Monday, October 14, 2013

Grantland weekend wrapup: Rangers, Flames, Sabres

The New York Rangers: Still Marginally Better Than the Giants

On Saturday, the Rangers gave up five goals and lost, and it was considered a massive improvement.

That’s how bad things have gotten in New York, where the Rangers have started the season 1-4-0. And that record may even be flattering, since their -16 goal differential is the worst in the league by a large margin (the -11 Panthers are next worst), and their back-to-back blowout losses earlier in the week were as bad a two-game stretch as any team has had in more than a decade.

New York did manage to hang tough with the undefeated Blues for a period Saturday, but gave up three goals on five shots in the second period, despite largely dominating the play. Ryan Callahan’s second goal of the night made it 4-3 in the third and marked the first time all season that the Blues have given up three in a game, but it wasn’t enough. Vladimir Tarasenko restored the two-goal lead midway through the third, and the 5-3 score would hold up as the final.

So what’s wrong with the Rangers? There’s no shortage of theories, most of which can summarized as "just about everything."

New coach Alain Vigneault hasn’t made radical changes to John Tortorella’s defensive system. But he has introduced some tweaks, and so far, the Rangers have looked lost. This was expected to be one of the league’s better bluelines, but normally dependable players like Ryan McDonagh and Dan Girardi have struggled badly. Up front, Derek Stepan, who missed most of training camp while waiting for a new contract, has five assists but has yet to score and owns an ugly -7 rating.

And while you can’t exactly blame this mess on goalie Henrik Lundqvist, he certainly hasn’t been able to bail his teammates out often enough. His 4.21 goals against and .887 save percentage aren’t the sort of numbers we’ve come to expect, and certainly not what he was hoping for as he seeks a record-setting contract extension.

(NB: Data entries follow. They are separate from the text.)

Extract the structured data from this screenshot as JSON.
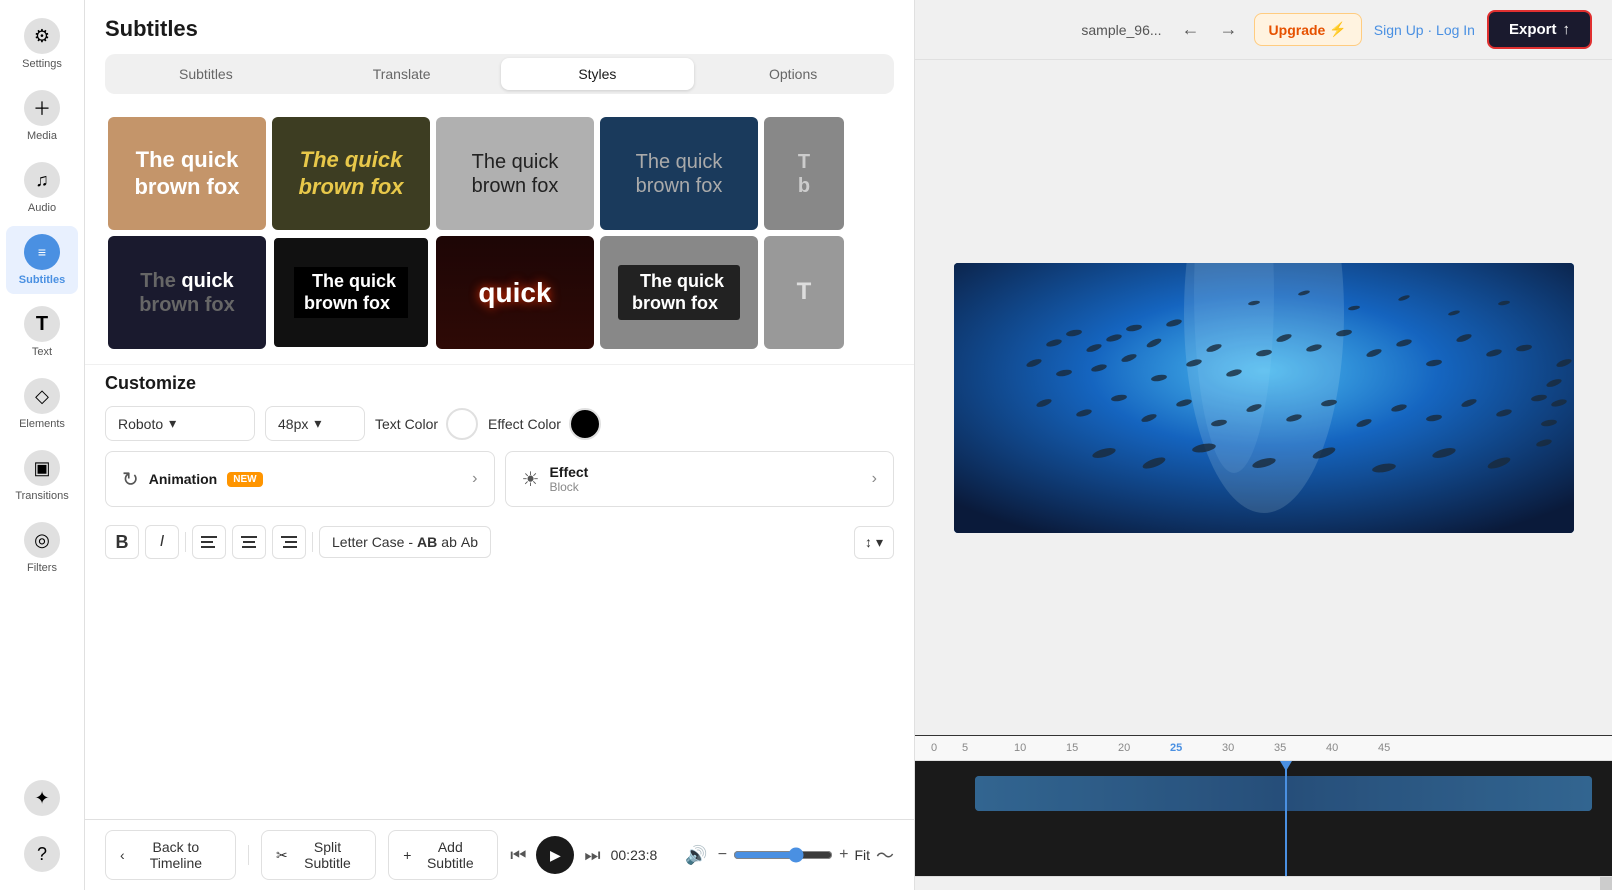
{
  "app": {
    "title": "Subtitles"
  },
  "sidebar": {
    "items": [
      {
        "id": "settings",
        "label": "Settings",
        "icon": "⚙"
      },
      {
        "id": "media",
        "label": "Media",
        "icon": "＋"
      },
      {
        "id": "audio",
        "label": "Audio",
        "icon": "♪"
      },
      {
        "id": "subtitles",
        "label": "Subtitles",
        "icon": "≡",
        "active": true
      },
      {
        "id": "text",
        "label": "Text",
        "icon": "T"
      },
      {
        "id": "elements",
        "label": "Elements",
        "icon": "◇"
      },
      {
        "id": "transitions",
        "label": "Transitions",
        "icon": "▣"
      },
      {
        "id": "filters",
        "label": "Filters",
        "icon": "◎"
      },
      {
        "id": "magic",
        "label": "",
        "icon": "✦"
      },
      {
        "id": "help",
        "label": "",
        "icon": "?"
      }
    ]
  },
  "tabs": {
    "items": [
      {
        "id": "subtitles",
        "label": "Subtitles"
      },
      {
        "id": "translate",
        "label": "Translate"
      },
      {
        "id": "styles",
        "label": "Styles",
        "active": true
      },
      {
        "id": "options",
        "label": "Options"
      }
    ]
  },
  "style_cards": [
    {
      "id": 1,
      "text": "The quick brown fox",
      "style": "card-1"
    },
    {
      "id": 2,
      "text": "The quick brown fox",
      "style": "card-2"
    },
    {
      "id": 3,
      "text": "The quick brown fox",
      "style": "card-3"
    },
    {
      "id": 4,
      "text": "The quick brown fox",
      "style": "card-4"
    },
    {
      "id": 5,
      "text": "T b",
      "style": "card-5"
    },
    {
      "id": 6,
      "text": "The quick brown fox",
      "style": "card-6"
    },
    {
      "id": 7,
      "text": "The quick brown fox",
      "style": "card-7"
    },
    {
      "id": 8,
      "text": "quick",
      "style": "card-8"
    },
    {
      "id": 9,
      "text": "The quick brown fox",
      "style": "card-9"
    },
    {
      "id": 10,
      "text": "T",
      "style": "card-10"
    }
  ],
  "customize": {
    "title": "Customize",
    "font": "Roboto",
    "font_arrow": "▾",
    "size": "48px",
    "size_arrow": "▾",
    "text_color_label": "Text Color",
    "text_color": "#ffffff",
    "effect_color_label": "Effect Color",
    "effect_color": "#000000"
  },
  "animation": {
    "label": "Animation",
    "badge": "NEW",
    "arrow": "›"
  },
  "effect": {
    "label": "Effect",
    "sublabel": "Block",
    "arrow": "›"
  },
  "formatting": {
    "bold": "B",
    "italic": "I",
    "align_left": "≡",
    "align_center": "≡",
    "align_right": "≡",
    "letter_case": "Letter Case",
    "dash": "-",
    "ab_upper": "AB",
    "ab_lower": "ab",
    "ab_title": "Ab",
    "line_spacing": "↕",
    "line_arrow": "▾"
  },
  "bottom_bar": {
    "back_label": "Back to Timeline",
    "split_label": "Split Subtitle",
    "add_label": "Add Subtitle",
    "time": "00:23:8"
  },
  "header": {
    "file_name": "sample_96...",
    "upgrade_label": "Upgrade",
    "upgrade_icon": "⚡",
    "sign_up": "Sign Up",
    "login": "Log In",
    "separator": "·",
    "export_label": "Export",
    "export_icon": "↑"
  },
  "timeline": {
    "volume_icon": "🔊",
    "zoom_min": "−",
    "zoom_max": "+",
    "fit_label": "Fit",
    "waveform_icon": "∿",
    "ruler_marks": [
      "0",
      "5",
      "10",
      "15",
      "20",
      "25",
      "30",
      "35",
      "40",
      "45"
    ]
  },
  "colors": {
    "accent_blue": "#4a90e2",
    "export_bg": "#1a1a2e",
    "export_border": "#e03030",
    "upgrade_bg": "#fff3e0",
    "active_tab_bg": "#ffffff"
  }
}
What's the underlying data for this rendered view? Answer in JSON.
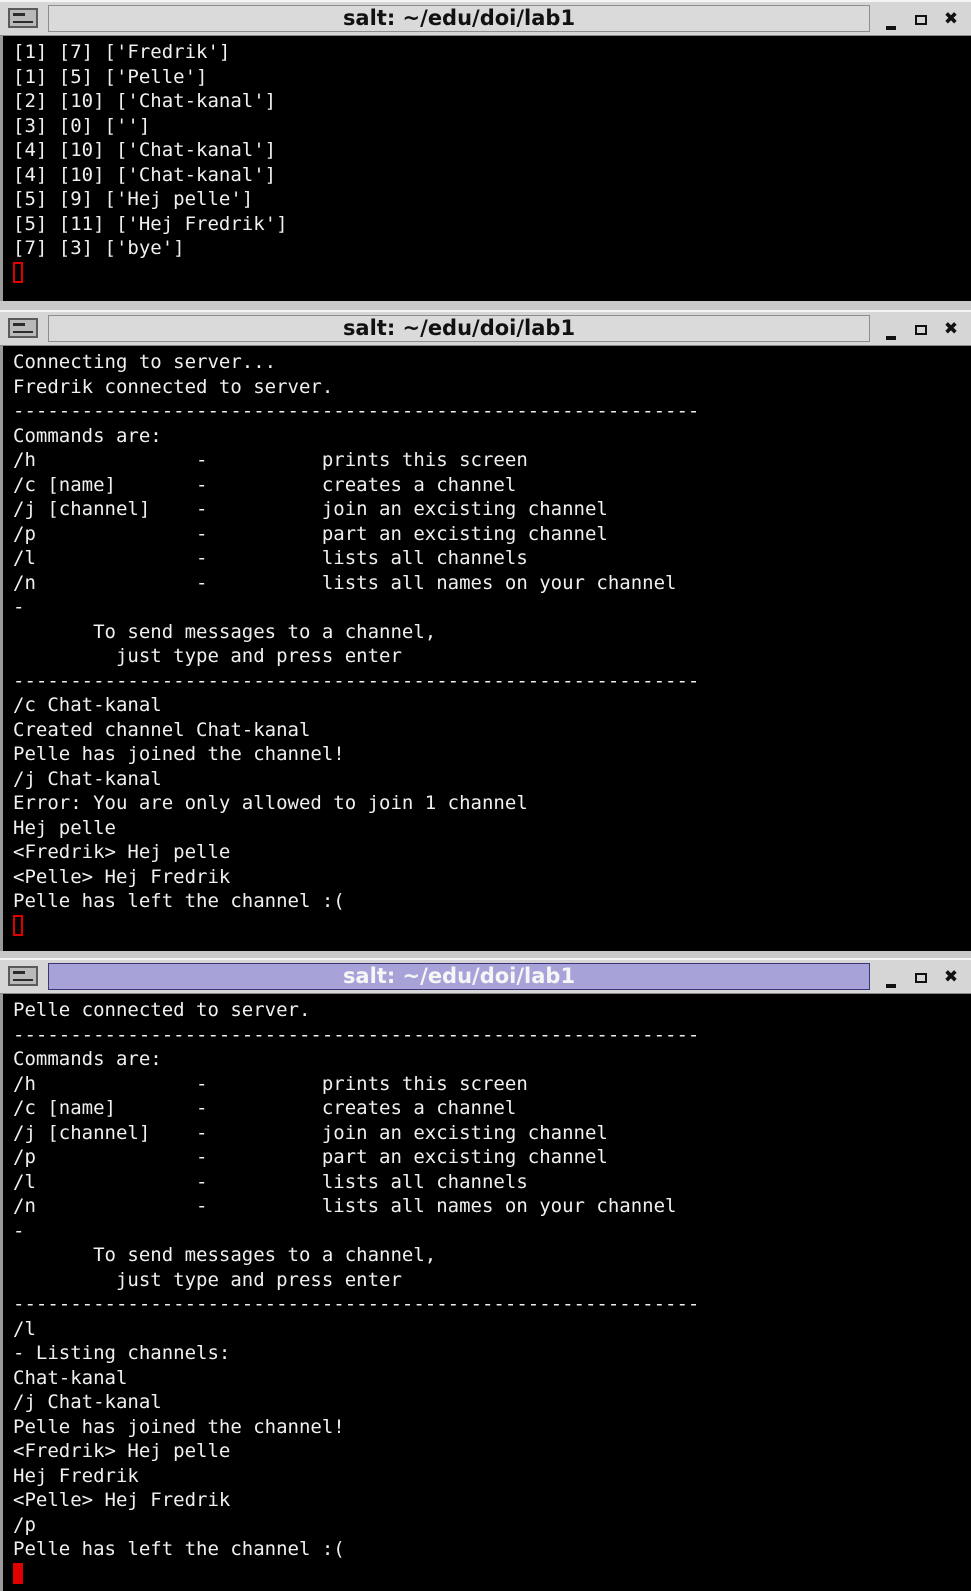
{
  "windows": [
    {
      "title": "salt: ~/edu/doi/lab1",
      "focused": false,
      "lines": [
        "[1] [7] ['Fredrik']",
        "[1] [5] ['Pelle']",
        "[2] [10] ['Chat-kanal']",
        "[3] [0] ['']",
        "[4] [10] ['Chat-kanal']",
        "[4] [10] ['Chat-kanal']",
        "[5] [9] ['Hej pelle']",
        "[5] [11] ['Hej Fredrik']",
        "[7] [3] ['bye']"
      ]
    },
    {
      "title": "salt: ~/edu/doi/lab1",
      "focused": false,
      "lines": [
        "Connecting to server...",
        "Fredrik connected to server.",
        "------------------------------------------------------------",
        "Commands are:",
        "/h              -          prints this screen",
        "/c [name]       -          creates a channel",
        "/j [channel]    -          join an excisting channel",
        "/p              -          part an excisting channel",
        "/l              -          lists all channels",
        "/n              -          lists all names on your channel",
        "-",
        "       To send messages to a channel,",
        "         just type and press enter",
        "------------------------------------------------------------",
        "/c Chat-kanal",
        "Created channel Chat-kanal",
        "Pelle has joined the channel!",
        "/j Chat-kanal",
        "Error: You are only allowed to join 1 channel",
        "Hej pelle",
        "<Fredrik> Hej pelle",
        "<Pelle> Hej Fredrik",
        "Pelle has left the channel :("
      ]
    },
    {
      "title": "salt: ~/edu/doi/lab1",
      "focused": true,
      "lines": [
        "Pelle connected to server.",
        "------------------------------------------------------------",
        "Commands are:",
        "/h              -          prints this screen",
        "/c [name]       -          creates a channel",
        "/j [channel]    -          join an excisting channel",
        "/p              -          part an excisting channel",
        "/l              -          lists all channels",
        "/n              -          lists all names on your channel",
        "-",
        "       To send messages to a channel,",
        "         just type and press enter",
        "------------------------------------------------------------",
        "/l",
        "- Listing channels:",
        "Chat-kanal",
        "/j Chat-kanal",
        "Pelle has joined the channel!",
        "<Fredrik> Hej pelle",
        "Hej Fredrik",
        "<Pelle> Hej Fredrik",
        "/p",
        "Pelle has left the channel :("
      ]
    }
  ],
  "colors": {
    "terminal_bg": "#000000",
    "terminal_fg": "#f0f0f0",
    "cursor": "#e00000",
    "active_title_bg": "#a7a2d8",
    "inactive_title_bg": "#dadada"
  },
  "icons": {
    "window_menu": "terminal-window-icon",
    "minimize": "minimize-icon",
    "maximize": "maximize-icon",
    "close": "close-icon"
  }
}
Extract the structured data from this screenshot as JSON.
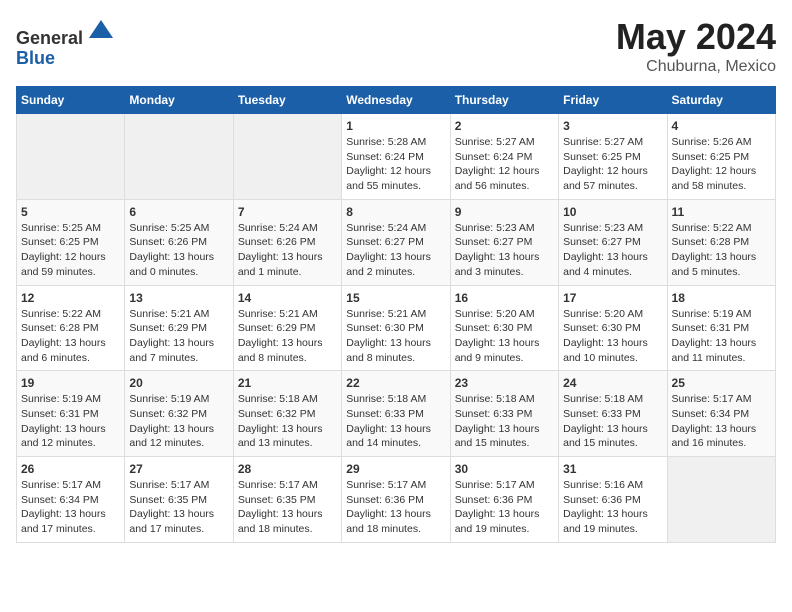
{
  "header": {
    "logo_line1": "General",
    "logo_line2": "Blue",
    "main_title": "May 2024",
    "subtitle": "Chuburna, Mexico"
  },
  "days_of_week": [
    "Sunday",
    "Monday",
    "Tuesday",
    "Wednesday",
    "Thursday",
    "Friday",
    "Saturday"
  ],
  "weeks": [
    [
      {
        "day": "",
        "info": ""
      },
      {
        "day": "",
        "info": ""
      },
      {
        "day": "",
        "info": ""
      },
      {
        "day": "1",
        "info": "Sunrise: 5:28 AM\nSunset: 6:24 PM\nDaylight: 12 hours\nand 55 minutes."
      },
      {
        "day": "2",
        "info": "Sunrise: 5:27 AM\nSunset: 6:24 PM\nDaylight: 12 hours\nand 56 minutes."
      },
      {
        "day": "3",
        "info": "Sunrise: 5:27 AM\nSunset: 6:25 PM\nDaylight: 12 hours\nand 57 minutes."
      },
      {
        "day": "4",
        "info": "Sunrise: 5:26 AM\nSunset: 6:25 PM\nDaylight: 12 hours\nand 58 minutes."
      }
    ],
    [
      {
        "day": "5",
        "info": "Sunrise: 5:25 AM\nSunset: 6:25 PM\nDaylight: 12 hours\nand 59 minutes."
      },
      {
        "day": "6",
        "info": "Sunrise: 5:25 AM\nSunset: 6:26 PM\nDaylight: 13 hours\nand 0 minutes."
      },
      {
        "day": "7",
        "info": "Sunrise: 5:24 AM\nSunset: 6:26 PM\nDaylight: 13 hours\nand 1 minute."
      },
      {
        "day": "8",
        "info": "Sunrise: 5:24 AM\nSunset: 6:27 PM\nDaylight: 13 hours\nand 2 minutes."
      },
      {
        "day": "9",
        "info": "Sunrise: 5:23 AM\nSunset: 6:27 PM\nDaylight: 13 hours\nand 3 minutes."
      },
      {
        "day": "10",
        "info": "Sunrise: 5:23 AM\nSunset: 6:27 PM\nDaylight: 13 hours\nand 4 minutes."
      },
      {
        "day": "11",
        "info": "Sunrise: 5:22 AM\nSunset: 6:28 PM\nDaylight: 13 hours\nand 5 minutes."
      }
    ],
    [
      {
        "day": "12",
        "info": "Sunrise: 5:22 AM\nSunset: 6:28 PM\nDaylight: 13 hours\nand 6 minutes."
      },
      {
        "day": "13",
        "info": "Sunrise: 5:21 AM\nSunset: 6:29 PM\nDaylight: 13 hours\nand 7 minutes."
      },
      {
        "day": "14",
        "info": "Sunrise: 5:21 AM\nSunset: 6:29 PM\nDaylight: 13 hours\nand 8 minutes."
      },
      {
        "day": "15",
        "info": "Sunrise: 5:21 AM\nSunset: 6:30 PM\nDaylight: 13 hours\nand 8 minutes."
      },
      {
        "day": "16",
        "info": "Sunrise: 5:20 AM\nSunset: 6:30 PM\nDaylight: 13 hours\nand 9 minutes."
      },
      {
        "day": "17",
        "info": "Sunrise: 5:20 AM\nSunset: 6:30 PM\nDaylight: 13 hours\nand 10 minutes."
      },
      {
        "day": "18",
        "info": "Sunrise: 5:19 AM\nSunset: 6:31 PM\nDaylight: 13 hours\nand 11 minutes."
      }
    ],
    [
      {
        "day": "19",
        "info": "Sunrise: 5:19 AM\nSunset: 6:31 PM\nDaylight: 13 hours\nand 12 minutes."
      },
      {
        "day": "20",
        "info": "Sunrise: 5:19 AM\nSunset: 6:32 PM\nDaylight: 13 hours\nand 12 minutes."
      },
      {
        "day": "21",
        "info": "Sunrise: 5:18 AM\nSunset: 6:32 PM\nDaylight: 13 hours\nand 13 minutes."
      },
      {
        "day": "22",
        "info": "Sunrise: 5:18 AM\nSunset: 6:33 PM\nDaylight: 13 hours\nand 14 minutes."
      },
      {
        "day": "23",
        "info": "Sunrise: 5:18 AM\nSunset: 6:33 PM\nDaylight: 13 hours\nand 15 minutes."
      },
      {
        "day": "24",
        "info": "Sunrise: 5:18 AM\nSunset: 6:33 PM\nDaylight: 13 hours\nand 15 minutes."
      },
      {
        "day": "25",
        "info": "Sunrise: 5:17 AM\nSunset: 6:34 PM\nDaylight: 13 hours\nand 16 minutes."
      }
    ],
    [
      {
        "day": "26",
        "info": "Sunrise: 5:17 AM\nSunset: 6:34 PM\nDaylight: 13 hours\nand 17 minutes."
      },
      {
        "day": "27",
        "info": "Sunrise: 5:17 AM\nSunset: 6:35 PM\nDaylight: 13 hours\nand 17 minutes."
      },
      {
        "day": "28",
        "info": "Sunrise: 5:17 AM\nSunset: 6:35 PM\nDaylight: 13 hours\nand 18 minutes."
      },
      {
        "day": "29",
        "info": "Sunrise: 5:17 AM\nSunset: 6:36 PM\nDaylight: 13 hours\nand 18 minutes."
      },
      {
        "day": "30",
        "info": "Sunrise: 5:17 AM\nSunset: 6:36 PM\nDaylight: 13 hours\nand 19 minutes."
      },
      {
        "day": "31",
        "info": "Sunrise: 5:16 AM\nSunset: 6:36 PM\nDaylight: 13 hours\nand 19 minutes."
      },
      {
        "day": "",
        "info": ""
      }
    ]
  ]
}
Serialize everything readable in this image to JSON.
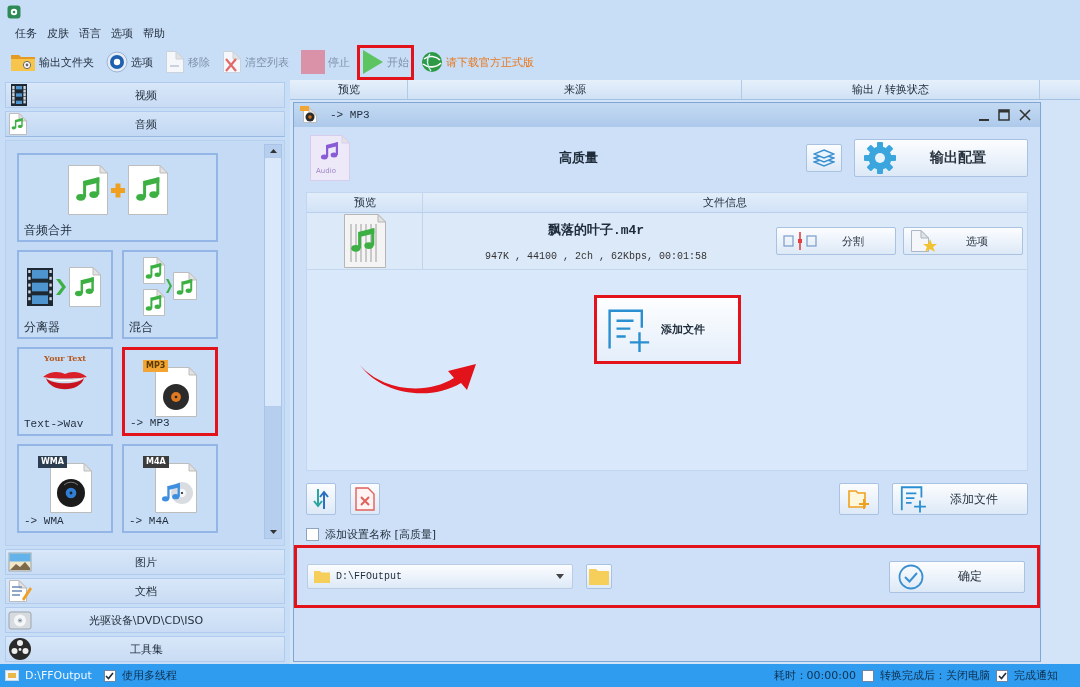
{
  "menu": [
    "任务",
    "皮肤",
    "语言",
    "选项",
    "帮助"
  ],
  "toolbar": [
    {
      "kind": "output_folder",
      "label": "输出文件夹",
      "disabled": false,
      "highlighted": false
    },
    {
      "kind": "options",
      "label": "选项",
      "disabled": false,
      "highlighted": false
    },
    {
      "kind": "remove",
      "label": "移除",
      "disabled": true,
      "highlighted": false
    },
    {
      "kind": "clear",
      "label": "清空列表",
      "disabled": true,
      "highlighted": false
    },
    {
      "kind": "stop",
      "label": "停止",
      "disabled": true,
      "highlighted": false
    },
    {
      "kind": "start",
      "label": "开始",
      "disabled": true,
      "highlighted": true
    },
    {
      "kind": "download",
      "label": "请下载官方正式版",
      "disabled": false,
      "highlighted": false
    }
  ],
  "sidebar": {
    "categories": [
      {
        "kind": "video",
        "label": "视频",
        "expanded": false
      },
      {
        "kind": "audio",
        "label": "音频",
        "expanded": true,
        "tiles": [
          {
            "kind": "join",
            "label": "音频合并",
            "highlighted": false
          },
          {
            "kind": "split",
            "label": "分离器",
            "highlighted": false
          },
          {
            "kind": "mix",
            "label": "混合",
            "highlighted": false
          },
          {
            "kind": "tts",
            "label": "Text->Wav",
            "badge": "Your Text",
            "highlighted": false
          },
          {
            "kind": "mp3",
            "label": "-> MP3",
            "badge": "MP3",
            "highlighted": true
          },
          {
            "kind": "wma",
            "label": "-> WMA",
            "badge": "WMA",
            "highlighted": false
          },
          {
            "kind": "m4a",
            "label": "-> M4A",
            "badge": "M4A",
            "highlighted": false
          }
        ]
      },
      {
        "kind": "picture",
        "label": "图片",
        "expanded": false
      },
      {
        "kind": "document",
        "label": "文档",
        "expanded": false
      },
      {
        "kind": "disc",
        "label": "光驱设备\\DVD\\CD\\ISO",
        "expanded": false
      },
      {
        "kind": "tools",
        "label": "工具集",
        "expanded": false
      }
    ]
  },
  "task_list": {
    "columns": [
      "预览",
      "来源",
      "输出 / 转换状态"
    ]
  },
  "dialog": {
    "title": "-> MP3",
    "profile": {
      "icon_caption": "Audio",
      "name": "高质量"
    },
    "output_config_button": "输出配置",
    "file_table": {
      "columns": [
        "预览",
        "文件信息"
      ],
      "rows": [
        {
          "name": "飘落的叶子.m4r",
          "info": "947K , 44100 , 2ch , 62Kbps, 00:01:58",
          "buttons": [
            {
              "kind": "split",
              "label": "分割"
            },
            {
              "kind": "options",
              "label": "选项"
            }
          ]
        }
      ]
    },
    "drop_area": {
      "arrow_annotation": true,
      "add_button": {
        "label": "添加文件",
        "highlighted": true
      }
    },
    "add_files_button": {
      "label": "添加文件"
    },
    "name_checkbox": {
      "label": "添加设置名称 [高质量]",
      "checked": false
    },
    "output_row": {
      "folder": "D:\\FFOutput",
      "highlighted": true
    },
    "ok_button": "确定"
  },
  "status_bar": {
    "folder": "D:\\FFOutput",
    "multithread": {
      "label": "使用多线程",
      "checked": true
    },
    "elapsed": "耗时：00:00:00",
    "shutdown": {
      "label": "转换完成后：关闭电脑",
      "checked": false
    },
    "notify": {
      "label": "完成通知",
      "checked": true
    }
  }
}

Throw in that their best player, winger Rick Nash, is out indefinitely with a concussion, and that renovations to Madison Square Garden have forced them to start the season with a brutal nine-game road trip, and things start looking exceedingly bleak.

There’s still hope. Although it seems like a lifetime ago, the Rangers did beat a very good Kings team on the road on Monday. And while that game resulted in their only two points of the season, it’s not like the rest of the Metropolitan Division is running away from them. The Caps and Flyers are also stuck at just one win apiece, and the Devils don’t have one at all.

That may not add up to much in the way of optimism, but it’s just about all the Rangers have right now.